The consistency issue
----------------------
The first is important because we want darcs the users interface to
retain its inherent user-friendliness and second is important because we
want darcs Do The Right Thing.
> > I don't really like the idea of making --author different from
> > $EMAIL or $DARCS_EMAIL or _darcs/prefs/author. It's sort of
> > a surprising behavior.
At a glance, one would think that the amend-record command should only
override something if you supply a flag to do so. For example, if you
do not supply (-m), we do not change the patch name.
On the other hand, $DARCS_EMAIL, etc are also supposed to behave as an
implicit --author, only to be overrriden by the --author flag. So we
should behave the same way. I think being consistent with implicit
--author trumps being consistent with non-intervention, at least from a
UI standpoint (so agree with David).
The 'consistent' behaviour would thus be
1. Grab from --author
2. If not available, grab from $DARCS_EMAIL etc
3. If not available, grab from the patch (what else?)

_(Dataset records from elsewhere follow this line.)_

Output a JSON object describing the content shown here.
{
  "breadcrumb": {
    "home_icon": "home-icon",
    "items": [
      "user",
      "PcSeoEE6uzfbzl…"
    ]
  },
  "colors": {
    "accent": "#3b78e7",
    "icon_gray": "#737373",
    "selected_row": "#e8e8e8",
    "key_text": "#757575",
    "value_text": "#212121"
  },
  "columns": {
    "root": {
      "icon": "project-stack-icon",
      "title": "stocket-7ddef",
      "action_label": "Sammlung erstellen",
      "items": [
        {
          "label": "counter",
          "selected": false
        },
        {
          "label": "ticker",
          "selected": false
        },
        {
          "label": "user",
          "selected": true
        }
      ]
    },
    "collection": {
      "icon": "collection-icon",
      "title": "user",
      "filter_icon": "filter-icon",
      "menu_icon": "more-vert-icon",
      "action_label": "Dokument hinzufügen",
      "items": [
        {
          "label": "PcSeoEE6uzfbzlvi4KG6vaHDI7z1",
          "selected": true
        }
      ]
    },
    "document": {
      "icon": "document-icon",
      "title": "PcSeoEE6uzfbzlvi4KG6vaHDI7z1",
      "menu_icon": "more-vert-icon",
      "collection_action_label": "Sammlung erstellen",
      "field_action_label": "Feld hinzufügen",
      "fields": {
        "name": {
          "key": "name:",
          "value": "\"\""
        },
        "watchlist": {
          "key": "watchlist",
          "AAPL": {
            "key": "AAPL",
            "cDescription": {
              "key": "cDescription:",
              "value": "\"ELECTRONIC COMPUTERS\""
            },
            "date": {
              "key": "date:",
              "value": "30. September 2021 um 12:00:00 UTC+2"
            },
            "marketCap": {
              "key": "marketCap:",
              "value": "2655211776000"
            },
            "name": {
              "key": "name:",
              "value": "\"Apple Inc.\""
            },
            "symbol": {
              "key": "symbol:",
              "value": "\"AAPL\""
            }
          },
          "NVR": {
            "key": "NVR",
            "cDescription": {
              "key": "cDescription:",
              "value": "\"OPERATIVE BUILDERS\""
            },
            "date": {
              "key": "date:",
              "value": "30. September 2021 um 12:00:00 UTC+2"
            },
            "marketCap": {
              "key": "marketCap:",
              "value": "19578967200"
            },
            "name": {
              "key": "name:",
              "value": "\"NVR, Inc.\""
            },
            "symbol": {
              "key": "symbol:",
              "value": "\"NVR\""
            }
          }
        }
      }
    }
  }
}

As an alternative to #2 and #3 with a prompt 'Change the author of this
patch?' If no (the default?), we grab from the patch, if yes we check
for DARCS_EMAIL, etc and failing that, ask the user. Seems like a
somewhat unprincipled approach, but it avoids us having to introduce a
--replace-author / --do-not-replace-author flag (ugh!)
The use-of-amend issue
----------------------
> > It'll change the default behavior of darcs if we
> > change this, but I am thinking that if I amend-record your patch, perhaps
> > by default darcs ought to change me to the author. I suppose perhaps
> > that's less handy if a maintainer wants to amend-record to fix a conflict
> > or something minor (but wants to maintain attribution), but on the other
> > hand, it puts the blame for the amend-record in the right place, which is
> > good.
So here we have a different question. Who is the right person to blame
if a patch gets amended? I lean more towards Zachary's point of view,
although on the other hand, the advantage of changing the author is that
we actually *see* that the patch has been amended.
> The two main cases of amend record, as I see it, are:
>
> 1) The author himself wants to fix something. As you said, the
> behavior won't matter in this case.
>
> 2) The author sent the patch to someone else, who only wants to fix
> a minor typo in the comment or in the code
>
> If someone other than the original author were doing anything more than
> that, I'd think the proper thing to do would be to create a new
> replacement patch, not just amend-record the one he received.
--
Eric Kow http://www.loria.fr/~kow
PGP Key ID: 08AC04F9 Merci de corriger mon français.